Entre Maël-Pestivien et Bulat-Pestivien, j'eus un incident technique : je cassai la fourche de mon vélo et je fus obligé de continuer à pied jusque chez Louis LE MEUR à Bulat-Pestivien. Je lui expliquais le maniement de la mitraillette Sten en rappelant toutes les consignes pour le parachutage qui aurait lieu à quelques kilomètres de chez lui.
Le lendemain matin, le 21 février, après avoir emprunté son vélo, je repris la route alors qu'il neigeait. Ces armes étaient destinées en partie aux camarades de Perros-Guirec avec qui j'avais rendez-vous le jour même, à Plouzélambre, dans un café, vers midi. Le plastic et la mitraillette leur revenaient en vue de faire sauter une importante installation de la compagnie allemande Todt occupée à construire le Mur de l'Atlantique. Mon deuxième rendez-vous, ce jour-là, était prévu vers 14 heures à la gare de Kerauzern, où je devais rencontrer Yves TRÉDAN et Roger RIOUAL auxquels je devais remettre les pistolets, les grenades, les balles destinés à attaquer les plates-formes de mitrailleuses qui accompagnaient désormais tous les trains militaires allemands. Ma première halte devait se faire à la Chapelle Neuve chez mon ami Jules PATAOU, boulanger au bourg. Comme c'était un lundi, il n'était pas encore levé, aussi, à mon grand regret, je continuais la route dans la neige en passant par Loguivy-Plougras, Plounévez-Moëdec, Plounérin ou je croisais un groupe important d'Allemands alignés sur plusieurs rangs prêts à partir en manœuvre. Je passais timidement auprès d'eux, inquiet du bruit suspect que faisaient mes armes sur la mauvaise route. Dès lors, j'eus un peu peur, imaginant de nouveau la scène d'arrestation. Si on me demandait de montrer ce que je transportais sur mon porte-bagages, je dirais : "Je vais vous faire voir" et comme les deux gros pistolets étaient chargés et prêts à tirer, je n'aurais pas hésité à faire feu, surtout sur des Allemands. En montant la côte à pied, je remarquai la plaque du vélo ou figurait le nom et l'adresse de mon cousin. Je m'empressai de l'enlever et de la jeter par-dessus le talus.

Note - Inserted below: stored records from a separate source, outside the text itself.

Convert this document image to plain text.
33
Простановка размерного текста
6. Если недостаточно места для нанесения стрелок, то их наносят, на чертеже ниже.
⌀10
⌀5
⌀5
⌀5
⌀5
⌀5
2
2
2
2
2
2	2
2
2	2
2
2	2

Il était onze heures environ lorsque je m'apprêtais à traverser Lanvellec, dernière étape avant mon premier rendez-vous. Soudain, je vis devant moi quatre gendarmes au milieu de la route, à l'entrée du bourg. Ils me firent signe de m'arrêter. Je m'exécutais calmement, je ne sais pourquoi les gendarmes ne me faisaient jamais peur. À peine avais-je posé un pied à terre, que le brigadier me demanda mes papiers. Je tendis ma fausse carte d'identité, du nom d'Emile GAUTHIER, cultivateur à Paule. Mais cela ne leur suffit pas et d'un ton arrogant ils commencèrent à me poser des questions :
"Où allez-vous ?" Je répondis que j'allais a Plouzélambre, chez un oncle. Ils rétorquèrent alors : "Ah ! Vous aussi vous allez voir un oncle !" Je ne comprenais pas. Puis ils se mirent à me tâter les poches. Je leur dis décontracté : "Vous ne me prenez tout de même pas pour un terroriste." Ils me répondirent qu'avec tous les bandits qui couraient par là ils ne savaient plus à qui ils avaient à faire. À leur attitude surexcitée, je compris que quelque chose d'anormal s'était passé le matin même. Pendant que je conversais avec le brigadier, ce que je craignais arriva : un autre gendarme tâtant ma serviette en cuir sur mon porte-bagages me demanda ce qu'elle contenait. Je lui répondis qu'il s'agissait de pièces pour un moteur, mais il avait déjà commencé à défaire ma serviette. Me voyant perdu, j'utilisais ma dernière planche de salut me rappelant que j'avais déjà eu à faire à des gendarmes compréhensifs. De toute façon, jamais je n'avais envisagé de tirer sur des gendarmes avant d'avoir fait appel à leur compréhension.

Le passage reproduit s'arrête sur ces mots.